This story by Quentin Young appeared on Colorado Newsline on November 3, 2022
At least two Colorado district attorney offices are looking into matters presented by volunteers of an activist group that last year conducted a voter canvassing effort intended to demonstrate that the results of the 2020 election were compromised.
The group, U.S. Election Integrity Plan, issued a report in March that claimed the “irregularities and issues” uncovered in the canvassing effort necessitated a statewide investigation of the election, including a full forensic audit.
Volunteers reportedly went door-to-door interviewing voters in Weld, Douglas, El Paso and Pueblo counties, and the affidavits were completed to document each alleged irregularity.
“Affidavits and accompanying data will be provided to officials,” the report said.
Newsline inquired with the district attorney offices that cover each of the four counties targeted by USEIP about whether affidavits from the canvassing effort had been submitted to them and, if so, the status of those submissions.
“This is an active investigation,” Howard Black, a spokesperson for the Fourth Judicial District attorney in El Paso County, wrote in an email. “No additional information will be released at this time.”
“We are in receipt of these affidavits. They’re currently under review,” Krista Henery, the Weld County District Attorney’s Office spokesperson, said, adding she could not comment further.
A spokesperson for the 18th Judicial District attorney, who covers Douglas County, said that office had not received affidavits from USEIP volunteers. A representative from the Pueblo DA had not responded to several inquiries by the time of publication.
Claims that the 2020 election was fraudulent or compromised have been debunked by experts, courts and former President Trump’s own campaign and administration officials. Democratic and Republican election officials in Colorado have repeatedly affirmed the integrity of 2020 election results in the state.
The identity of the individuals who submitted the affidavits and exactly what the affidavits claim to show about the 2020 election is unclear. The USEIP canvassing report said that among the kinds of irregularities volunteer canvassers claimed to have detected, the category “election law violation” — including purported instances of ballots being counted from voters who did not actually live at their voting address — had the highest frequency. “The counting of illegitimate ballots not only deprives the rights of Colorado citizens and dilutes their sacred vote, but it also is in violation of state law,” the report says.
Holly Kasun, a USEIP co-founder, said in an interview the affidavits were intended to be submitted to state authorities, but individual volunteers with the group had the option of pursuing local action by submitting a subset of the affidavits to their county clerk or district attorney.
Kasun said she was not aware that district attorney offices were reviewing or investigating the matters related to the canvassing effort.

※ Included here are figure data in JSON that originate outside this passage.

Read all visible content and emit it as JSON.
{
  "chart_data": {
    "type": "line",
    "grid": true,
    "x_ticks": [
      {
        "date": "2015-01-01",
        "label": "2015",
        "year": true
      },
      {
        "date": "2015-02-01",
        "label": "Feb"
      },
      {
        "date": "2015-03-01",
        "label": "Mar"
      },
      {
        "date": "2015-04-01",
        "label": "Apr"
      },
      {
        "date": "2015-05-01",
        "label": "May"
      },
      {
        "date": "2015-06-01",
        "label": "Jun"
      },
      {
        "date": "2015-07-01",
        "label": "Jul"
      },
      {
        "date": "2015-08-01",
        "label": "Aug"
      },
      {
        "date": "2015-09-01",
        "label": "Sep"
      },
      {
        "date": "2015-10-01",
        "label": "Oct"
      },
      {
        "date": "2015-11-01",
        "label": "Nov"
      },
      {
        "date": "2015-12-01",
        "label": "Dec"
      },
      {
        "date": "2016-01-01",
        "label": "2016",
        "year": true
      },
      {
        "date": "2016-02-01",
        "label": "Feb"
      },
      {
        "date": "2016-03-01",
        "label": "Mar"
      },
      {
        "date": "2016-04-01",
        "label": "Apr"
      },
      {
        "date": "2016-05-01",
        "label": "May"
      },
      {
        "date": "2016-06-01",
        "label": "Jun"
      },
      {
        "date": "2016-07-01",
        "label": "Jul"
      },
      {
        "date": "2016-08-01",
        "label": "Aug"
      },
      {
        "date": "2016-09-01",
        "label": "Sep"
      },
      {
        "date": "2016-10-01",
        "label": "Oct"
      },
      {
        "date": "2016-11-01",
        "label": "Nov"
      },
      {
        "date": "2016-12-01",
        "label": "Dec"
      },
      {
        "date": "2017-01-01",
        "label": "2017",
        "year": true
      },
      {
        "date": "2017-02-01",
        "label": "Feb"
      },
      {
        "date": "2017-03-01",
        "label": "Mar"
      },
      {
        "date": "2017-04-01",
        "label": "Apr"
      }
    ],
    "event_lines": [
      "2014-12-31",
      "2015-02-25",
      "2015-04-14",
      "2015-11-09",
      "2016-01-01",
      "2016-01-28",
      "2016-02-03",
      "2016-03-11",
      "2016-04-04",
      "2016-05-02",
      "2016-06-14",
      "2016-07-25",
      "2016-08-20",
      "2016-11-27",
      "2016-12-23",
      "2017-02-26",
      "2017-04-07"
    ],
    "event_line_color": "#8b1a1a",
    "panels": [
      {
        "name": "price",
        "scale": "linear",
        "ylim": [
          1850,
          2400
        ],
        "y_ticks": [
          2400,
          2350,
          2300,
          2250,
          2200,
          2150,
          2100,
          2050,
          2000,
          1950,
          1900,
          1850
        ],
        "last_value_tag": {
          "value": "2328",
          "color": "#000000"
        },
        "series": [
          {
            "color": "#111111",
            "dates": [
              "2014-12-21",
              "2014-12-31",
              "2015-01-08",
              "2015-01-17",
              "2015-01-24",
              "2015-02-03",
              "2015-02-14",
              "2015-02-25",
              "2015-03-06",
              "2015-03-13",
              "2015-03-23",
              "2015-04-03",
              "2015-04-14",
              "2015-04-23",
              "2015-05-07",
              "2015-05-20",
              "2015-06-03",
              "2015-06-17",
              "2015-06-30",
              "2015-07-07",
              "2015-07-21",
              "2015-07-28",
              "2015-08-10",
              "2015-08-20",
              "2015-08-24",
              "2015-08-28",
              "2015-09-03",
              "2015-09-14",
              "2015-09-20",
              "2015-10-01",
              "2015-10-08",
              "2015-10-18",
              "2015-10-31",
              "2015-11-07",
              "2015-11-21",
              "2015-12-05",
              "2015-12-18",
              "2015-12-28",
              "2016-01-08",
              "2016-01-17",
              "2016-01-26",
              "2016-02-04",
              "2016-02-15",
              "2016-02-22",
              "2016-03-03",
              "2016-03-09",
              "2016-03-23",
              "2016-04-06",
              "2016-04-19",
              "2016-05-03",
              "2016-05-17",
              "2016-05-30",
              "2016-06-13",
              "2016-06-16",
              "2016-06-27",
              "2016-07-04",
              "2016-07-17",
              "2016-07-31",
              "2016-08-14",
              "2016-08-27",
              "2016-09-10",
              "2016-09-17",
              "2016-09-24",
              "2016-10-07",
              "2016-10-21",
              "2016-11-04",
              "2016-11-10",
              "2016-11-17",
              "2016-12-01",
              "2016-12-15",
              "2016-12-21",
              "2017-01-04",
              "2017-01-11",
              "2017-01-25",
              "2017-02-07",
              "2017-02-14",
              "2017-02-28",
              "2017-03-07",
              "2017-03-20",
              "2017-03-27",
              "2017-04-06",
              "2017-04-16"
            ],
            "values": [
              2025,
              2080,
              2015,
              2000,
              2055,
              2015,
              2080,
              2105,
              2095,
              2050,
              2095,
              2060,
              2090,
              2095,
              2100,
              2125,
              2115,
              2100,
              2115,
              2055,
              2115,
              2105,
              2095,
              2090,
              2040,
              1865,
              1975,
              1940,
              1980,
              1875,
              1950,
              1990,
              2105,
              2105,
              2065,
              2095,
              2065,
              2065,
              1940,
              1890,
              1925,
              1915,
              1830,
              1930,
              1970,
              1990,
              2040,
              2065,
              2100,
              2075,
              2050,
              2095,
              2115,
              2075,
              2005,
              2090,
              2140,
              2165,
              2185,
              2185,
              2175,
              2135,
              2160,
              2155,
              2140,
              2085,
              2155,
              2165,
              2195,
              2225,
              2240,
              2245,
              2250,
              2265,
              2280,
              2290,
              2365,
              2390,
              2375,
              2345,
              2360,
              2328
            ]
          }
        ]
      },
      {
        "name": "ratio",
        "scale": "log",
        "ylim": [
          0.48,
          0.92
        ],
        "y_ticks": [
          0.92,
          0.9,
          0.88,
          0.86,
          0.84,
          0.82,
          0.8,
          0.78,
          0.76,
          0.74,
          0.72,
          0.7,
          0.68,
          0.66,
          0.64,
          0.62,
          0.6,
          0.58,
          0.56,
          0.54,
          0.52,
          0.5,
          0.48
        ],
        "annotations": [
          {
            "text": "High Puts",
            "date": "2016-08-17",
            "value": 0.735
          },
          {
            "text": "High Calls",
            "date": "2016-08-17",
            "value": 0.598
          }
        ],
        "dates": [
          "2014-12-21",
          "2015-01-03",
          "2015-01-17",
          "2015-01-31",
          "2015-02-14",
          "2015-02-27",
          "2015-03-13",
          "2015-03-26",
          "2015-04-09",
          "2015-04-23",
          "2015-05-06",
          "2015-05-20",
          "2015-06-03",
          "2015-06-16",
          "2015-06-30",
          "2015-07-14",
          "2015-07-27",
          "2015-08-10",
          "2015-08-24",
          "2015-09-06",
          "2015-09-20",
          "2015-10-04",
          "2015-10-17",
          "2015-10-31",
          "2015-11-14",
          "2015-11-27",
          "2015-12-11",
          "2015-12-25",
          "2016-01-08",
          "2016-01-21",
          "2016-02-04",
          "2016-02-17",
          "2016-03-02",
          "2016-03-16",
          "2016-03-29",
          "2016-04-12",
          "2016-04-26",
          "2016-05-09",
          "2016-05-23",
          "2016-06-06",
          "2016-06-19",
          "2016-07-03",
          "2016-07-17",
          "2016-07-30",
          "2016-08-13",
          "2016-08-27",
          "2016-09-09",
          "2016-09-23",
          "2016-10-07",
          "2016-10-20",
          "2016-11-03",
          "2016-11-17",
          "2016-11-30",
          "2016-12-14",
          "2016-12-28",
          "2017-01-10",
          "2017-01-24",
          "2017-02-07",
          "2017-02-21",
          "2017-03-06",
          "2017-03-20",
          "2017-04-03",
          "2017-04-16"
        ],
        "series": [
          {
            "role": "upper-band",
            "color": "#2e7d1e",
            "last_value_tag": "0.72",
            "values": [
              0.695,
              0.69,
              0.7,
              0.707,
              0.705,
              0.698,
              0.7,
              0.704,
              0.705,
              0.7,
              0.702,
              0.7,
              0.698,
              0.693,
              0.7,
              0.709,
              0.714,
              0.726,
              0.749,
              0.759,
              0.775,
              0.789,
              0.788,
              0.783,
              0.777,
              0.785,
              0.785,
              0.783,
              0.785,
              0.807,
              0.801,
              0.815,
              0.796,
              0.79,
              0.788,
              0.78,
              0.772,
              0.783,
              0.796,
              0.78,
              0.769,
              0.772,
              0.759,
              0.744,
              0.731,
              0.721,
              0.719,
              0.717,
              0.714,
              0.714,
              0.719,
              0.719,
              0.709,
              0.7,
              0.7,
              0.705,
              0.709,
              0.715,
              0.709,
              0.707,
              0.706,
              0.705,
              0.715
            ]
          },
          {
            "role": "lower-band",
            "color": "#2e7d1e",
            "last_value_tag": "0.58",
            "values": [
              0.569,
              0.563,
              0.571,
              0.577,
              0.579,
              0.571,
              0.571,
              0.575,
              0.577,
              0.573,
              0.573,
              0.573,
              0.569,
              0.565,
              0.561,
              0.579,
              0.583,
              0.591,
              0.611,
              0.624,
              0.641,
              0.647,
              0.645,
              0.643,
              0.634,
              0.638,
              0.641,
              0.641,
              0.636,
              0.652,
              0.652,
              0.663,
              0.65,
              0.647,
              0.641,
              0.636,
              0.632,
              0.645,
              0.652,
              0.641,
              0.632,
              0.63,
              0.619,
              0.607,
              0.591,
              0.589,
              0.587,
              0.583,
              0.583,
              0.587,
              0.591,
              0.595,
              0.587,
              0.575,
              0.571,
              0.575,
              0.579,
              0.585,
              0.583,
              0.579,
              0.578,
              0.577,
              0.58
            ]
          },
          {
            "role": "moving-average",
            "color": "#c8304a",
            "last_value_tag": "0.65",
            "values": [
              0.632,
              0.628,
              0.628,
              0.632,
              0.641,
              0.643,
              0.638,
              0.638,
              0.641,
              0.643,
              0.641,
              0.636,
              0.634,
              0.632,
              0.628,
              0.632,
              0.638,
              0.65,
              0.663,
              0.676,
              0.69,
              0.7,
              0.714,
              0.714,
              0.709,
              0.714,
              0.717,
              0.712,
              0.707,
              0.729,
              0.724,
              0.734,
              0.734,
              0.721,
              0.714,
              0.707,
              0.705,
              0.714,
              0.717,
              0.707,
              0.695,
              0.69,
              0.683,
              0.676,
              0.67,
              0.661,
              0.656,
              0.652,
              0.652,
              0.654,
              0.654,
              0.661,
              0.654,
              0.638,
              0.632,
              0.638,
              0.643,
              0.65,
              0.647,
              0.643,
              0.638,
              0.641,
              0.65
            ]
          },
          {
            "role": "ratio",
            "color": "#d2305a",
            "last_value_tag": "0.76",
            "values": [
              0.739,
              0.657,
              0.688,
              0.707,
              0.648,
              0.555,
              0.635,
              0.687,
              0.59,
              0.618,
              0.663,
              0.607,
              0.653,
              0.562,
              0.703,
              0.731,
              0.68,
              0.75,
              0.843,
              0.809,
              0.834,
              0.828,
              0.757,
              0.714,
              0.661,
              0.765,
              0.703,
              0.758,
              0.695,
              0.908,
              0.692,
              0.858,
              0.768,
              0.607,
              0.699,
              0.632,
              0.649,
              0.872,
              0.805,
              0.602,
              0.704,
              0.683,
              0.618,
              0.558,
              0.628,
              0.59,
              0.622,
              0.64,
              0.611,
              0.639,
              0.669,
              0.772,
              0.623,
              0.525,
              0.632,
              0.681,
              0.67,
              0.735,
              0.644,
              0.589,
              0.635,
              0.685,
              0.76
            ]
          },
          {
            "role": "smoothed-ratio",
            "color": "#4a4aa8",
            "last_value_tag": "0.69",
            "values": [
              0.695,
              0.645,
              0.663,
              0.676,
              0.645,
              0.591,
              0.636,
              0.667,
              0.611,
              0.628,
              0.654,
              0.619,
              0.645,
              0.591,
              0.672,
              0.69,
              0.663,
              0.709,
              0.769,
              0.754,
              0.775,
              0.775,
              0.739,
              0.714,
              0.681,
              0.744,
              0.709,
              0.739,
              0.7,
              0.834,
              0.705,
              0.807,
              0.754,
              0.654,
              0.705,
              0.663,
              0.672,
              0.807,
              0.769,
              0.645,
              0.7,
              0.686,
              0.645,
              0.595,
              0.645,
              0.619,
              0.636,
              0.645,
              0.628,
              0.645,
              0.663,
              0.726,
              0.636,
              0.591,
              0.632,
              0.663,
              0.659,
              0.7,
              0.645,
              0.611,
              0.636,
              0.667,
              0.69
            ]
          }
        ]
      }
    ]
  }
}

But, she said, “I’m glad to hear that.”
“It’s showing that the process is working,” Kasun said. “It also shows that they’re upholding their constitutional duty to investigate crimes and issues if they’re notified of actual evidence.”
USEIP and three of its organizers, including Kasun, were sued in federal court over the canvassing effort in March by three civil rights organizations — the Colorado NAACP, the League of Women Voters of Colorado and Mi Familia Vota. The organizations alleged the canvassing effort amounted to a “voter intimidation campaign” in violation of the Ku Klux Klan Act.
One of the organizers, Shawn Smith, is an influential Colorado election denier who heads the nonprofit Cause of America, which is funded by former President Donald Trump ally and MyPillow CEO Mike Lindell with the goal of coordinating national “election integrity” activities. He did not respond to emailed questions about submission of affidavits to local authorities. But he has publicly alluded to submitting affidavits from the canvassing effort to the Weld County clerk.
Kasun said in a follow-up text that Smith told her the affidavits were submitted to the office of Attorney General Phil Weiser on about Oct. 20. But a Weiser spokesperson told Newsline this week the AG’s office had not received “affidavits or materials from USEIP alleging voting irregularities.”
Smith has frequently claimed to have submitted election crime-related affidavits to Weiser’s office or other Colorado law enforcement officials.